Decades of research in healthy adults show no clinically significant safety concerns at standard doses. One of the most studied and consistently safe supplements.

Possible side effects
  • Initial body weight increase of 1–3 kg (intramuscular water retention, not fat)
  • Gastrointestinal discomfort with large single doses — take smaller divided doses if this occurs
  • Occasional bloating in sensitive individuals
Interactions to watch
  • No established clinically significant drug interactions at standard doses
  • People with kidney disease should use with caution and medical supervision — not because creatine causes damage, but as a precaution given altered kidney function
  • May raise serum creatinine on blood tests — inform your doctor if tested, as this can be misread as kidney stress

This page is educational and not medical advice. If you have pre-existing kidney conditions or are on medication, discuss with a clinician before use.

Best use cases

Who it is actually for.

  • Anyone doing resistance training who wants to make more of it
  • Athletes in power and sprint sports
  • Vegetarians and vegans — who have lower baseline creatine and see the largest responses
  • Older adults combined with resistance training for muscle and functional strength maintenance
  • People who want maximum evidence-to-cost ratio — creatine monohydrate is cheap
Not worth it if...

When to skip it.

  • You are not training — without the training stimulus, creatine effects on muscle are minimal
  • You are paying for 'premium' forms like Kre-Alkalyn or creatine HCl — no replicated advantage over monohydrate
  • You have kidney disease without medical clearance
  • You expect fat loss — creatine does not directly burn fat
Key references

A compact study stack.

A small, curated set — not a literature dump.
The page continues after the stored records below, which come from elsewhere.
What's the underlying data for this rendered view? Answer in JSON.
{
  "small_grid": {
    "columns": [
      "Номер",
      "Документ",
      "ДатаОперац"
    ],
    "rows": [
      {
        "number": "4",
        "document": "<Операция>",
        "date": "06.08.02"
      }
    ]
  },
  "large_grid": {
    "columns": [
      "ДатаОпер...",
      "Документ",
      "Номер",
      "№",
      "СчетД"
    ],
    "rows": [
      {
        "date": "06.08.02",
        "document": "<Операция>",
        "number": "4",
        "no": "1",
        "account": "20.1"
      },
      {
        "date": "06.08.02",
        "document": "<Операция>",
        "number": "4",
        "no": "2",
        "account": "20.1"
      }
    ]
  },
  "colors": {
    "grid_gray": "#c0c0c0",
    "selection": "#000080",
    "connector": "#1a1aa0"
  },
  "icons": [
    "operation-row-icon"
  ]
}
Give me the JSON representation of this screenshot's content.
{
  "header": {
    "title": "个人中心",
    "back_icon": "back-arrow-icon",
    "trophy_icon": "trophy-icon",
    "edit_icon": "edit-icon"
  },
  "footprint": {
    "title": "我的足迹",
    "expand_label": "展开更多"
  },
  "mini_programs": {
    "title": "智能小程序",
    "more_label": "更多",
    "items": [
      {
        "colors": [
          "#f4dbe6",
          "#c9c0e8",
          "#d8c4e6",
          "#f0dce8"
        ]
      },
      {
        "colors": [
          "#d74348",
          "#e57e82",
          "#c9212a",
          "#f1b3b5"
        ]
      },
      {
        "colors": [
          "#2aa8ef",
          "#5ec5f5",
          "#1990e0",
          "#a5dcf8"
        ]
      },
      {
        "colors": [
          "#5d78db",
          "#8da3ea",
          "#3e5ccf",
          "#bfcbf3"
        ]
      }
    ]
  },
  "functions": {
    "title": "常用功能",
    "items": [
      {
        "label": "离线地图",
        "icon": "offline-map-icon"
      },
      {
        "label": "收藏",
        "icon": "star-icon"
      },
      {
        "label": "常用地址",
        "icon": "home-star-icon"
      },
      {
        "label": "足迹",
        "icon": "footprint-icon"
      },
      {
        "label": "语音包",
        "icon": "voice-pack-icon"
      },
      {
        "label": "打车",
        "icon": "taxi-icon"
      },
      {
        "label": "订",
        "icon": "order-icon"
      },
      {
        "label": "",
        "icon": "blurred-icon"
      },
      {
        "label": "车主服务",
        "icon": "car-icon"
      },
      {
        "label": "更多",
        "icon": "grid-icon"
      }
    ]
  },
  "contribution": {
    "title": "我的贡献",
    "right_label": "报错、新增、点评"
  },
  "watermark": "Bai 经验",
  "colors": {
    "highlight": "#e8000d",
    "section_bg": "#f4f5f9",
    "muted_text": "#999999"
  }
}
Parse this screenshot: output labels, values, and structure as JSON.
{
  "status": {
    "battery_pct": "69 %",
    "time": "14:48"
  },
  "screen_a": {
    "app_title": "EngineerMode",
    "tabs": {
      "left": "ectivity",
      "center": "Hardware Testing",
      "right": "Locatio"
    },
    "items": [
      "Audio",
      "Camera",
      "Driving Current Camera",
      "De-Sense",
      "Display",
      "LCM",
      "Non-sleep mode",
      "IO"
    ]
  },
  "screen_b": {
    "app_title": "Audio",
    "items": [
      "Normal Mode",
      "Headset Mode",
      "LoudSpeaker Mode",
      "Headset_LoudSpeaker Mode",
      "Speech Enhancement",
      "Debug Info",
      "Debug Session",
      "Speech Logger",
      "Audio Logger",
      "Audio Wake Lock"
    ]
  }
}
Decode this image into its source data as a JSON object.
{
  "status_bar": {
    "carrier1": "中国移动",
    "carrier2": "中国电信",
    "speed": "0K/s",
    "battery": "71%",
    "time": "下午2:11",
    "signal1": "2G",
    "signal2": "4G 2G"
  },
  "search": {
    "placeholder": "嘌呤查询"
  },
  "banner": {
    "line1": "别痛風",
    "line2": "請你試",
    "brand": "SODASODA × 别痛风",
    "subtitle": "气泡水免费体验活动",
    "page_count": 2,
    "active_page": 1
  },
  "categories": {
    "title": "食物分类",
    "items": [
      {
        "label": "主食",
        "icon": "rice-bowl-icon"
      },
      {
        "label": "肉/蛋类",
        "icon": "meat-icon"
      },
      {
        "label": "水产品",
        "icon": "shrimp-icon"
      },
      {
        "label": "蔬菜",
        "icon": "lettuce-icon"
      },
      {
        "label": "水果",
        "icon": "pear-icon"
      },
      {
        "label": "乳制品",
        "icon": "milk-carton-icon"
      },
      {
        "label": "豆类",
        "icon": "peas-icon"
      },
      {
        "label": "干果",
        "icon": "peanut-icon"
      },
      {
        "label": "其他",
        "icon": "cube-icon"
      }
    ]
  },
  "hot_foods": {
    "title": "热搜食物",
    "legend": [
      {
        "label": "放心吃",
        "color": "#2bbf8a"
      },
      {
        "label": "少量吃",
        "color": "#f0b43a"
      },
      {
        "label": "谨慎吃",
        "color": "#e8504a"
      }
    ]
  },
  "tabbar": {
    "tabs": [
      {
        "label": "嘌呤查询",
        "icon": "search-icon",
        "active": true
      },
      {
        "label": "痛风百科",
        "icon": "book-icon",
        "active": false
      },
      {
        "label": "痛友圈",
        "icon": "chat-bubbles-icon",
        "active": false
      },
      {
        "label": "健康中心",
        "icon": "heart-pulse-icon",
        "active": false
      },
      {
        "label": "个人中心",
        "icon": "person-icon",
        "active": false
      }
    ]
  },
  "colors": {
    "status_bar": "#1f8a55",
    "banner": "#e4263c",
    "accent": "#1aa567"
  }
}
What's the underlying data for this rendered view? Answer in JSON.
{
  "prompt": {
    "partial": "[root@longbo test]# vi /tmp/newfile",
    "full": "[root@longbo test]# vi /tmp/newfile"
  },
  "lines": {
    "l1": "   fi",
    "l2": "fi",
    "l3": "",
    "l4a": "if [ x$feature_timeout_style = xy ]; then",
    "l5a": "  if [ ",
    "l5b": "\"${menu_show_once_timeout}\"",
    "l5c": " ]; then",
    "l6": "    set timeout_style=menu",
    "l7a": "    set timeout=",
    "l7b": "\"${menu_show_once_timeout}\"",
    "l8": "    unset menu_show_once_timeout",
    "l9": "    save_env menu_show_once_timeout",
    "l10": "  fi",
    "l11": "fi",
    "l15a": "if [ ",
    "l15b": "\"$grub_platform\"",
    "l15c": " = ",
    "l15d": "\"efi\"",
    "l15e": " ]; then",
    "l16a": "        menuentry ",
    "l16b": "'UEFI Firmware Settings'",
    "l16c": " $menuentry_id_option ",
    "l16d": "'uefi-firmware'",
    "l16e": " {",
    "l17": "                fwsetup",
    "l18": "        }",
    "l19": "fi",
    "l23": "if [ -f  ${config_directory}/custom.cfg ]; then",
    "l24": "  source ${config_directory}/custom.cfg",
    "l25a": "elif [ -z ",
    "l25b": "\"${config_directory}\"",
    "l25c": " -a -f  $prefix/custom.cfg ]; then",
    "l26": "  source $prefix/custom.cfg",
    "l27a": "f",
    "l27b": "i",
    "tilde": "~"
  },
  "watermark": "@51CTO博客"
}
Each reference comes with a single-line takeaway.

  1. 01
    International Society of Sports Nutrition position stand: creatine supplementation and exercise
    Buford TW et al. · Journal of the International Society of Sports Nutrition · 2007

    Creatine is the most effective ergogenic nutritional supplement for athletes. Monohydrate is the most studied and effective form.

    review
  2. 02
    Effects of creatine supplementation and resistance training on muscle strength and weightlifting performance
    Rawson ES, Volek JS. · Journal of Strength and Conditioning Research · 2003

    Creatine supplementation consistently improves maximal strength and weightlifting performance across studies.

    meta analysis
  3. 03
    Creatine supplementation and brain function: a brief review
    Allen PJ. · Experimental Gerontology · 2012

    Reviews evidence that creatine increases brain phosphocreatine and may support cognitive performance, particularly under metabolic stress.

    review
  4. 04
    Long-term creatine supplementation does not significantly affect clinical markers of health in athletes
    Kreider RB et al. · Molecular and Cellular Biochemistry · 2003

    21 months of creatine supplementation did not adversely affect kidney function, liver enzymes or other clinical markers.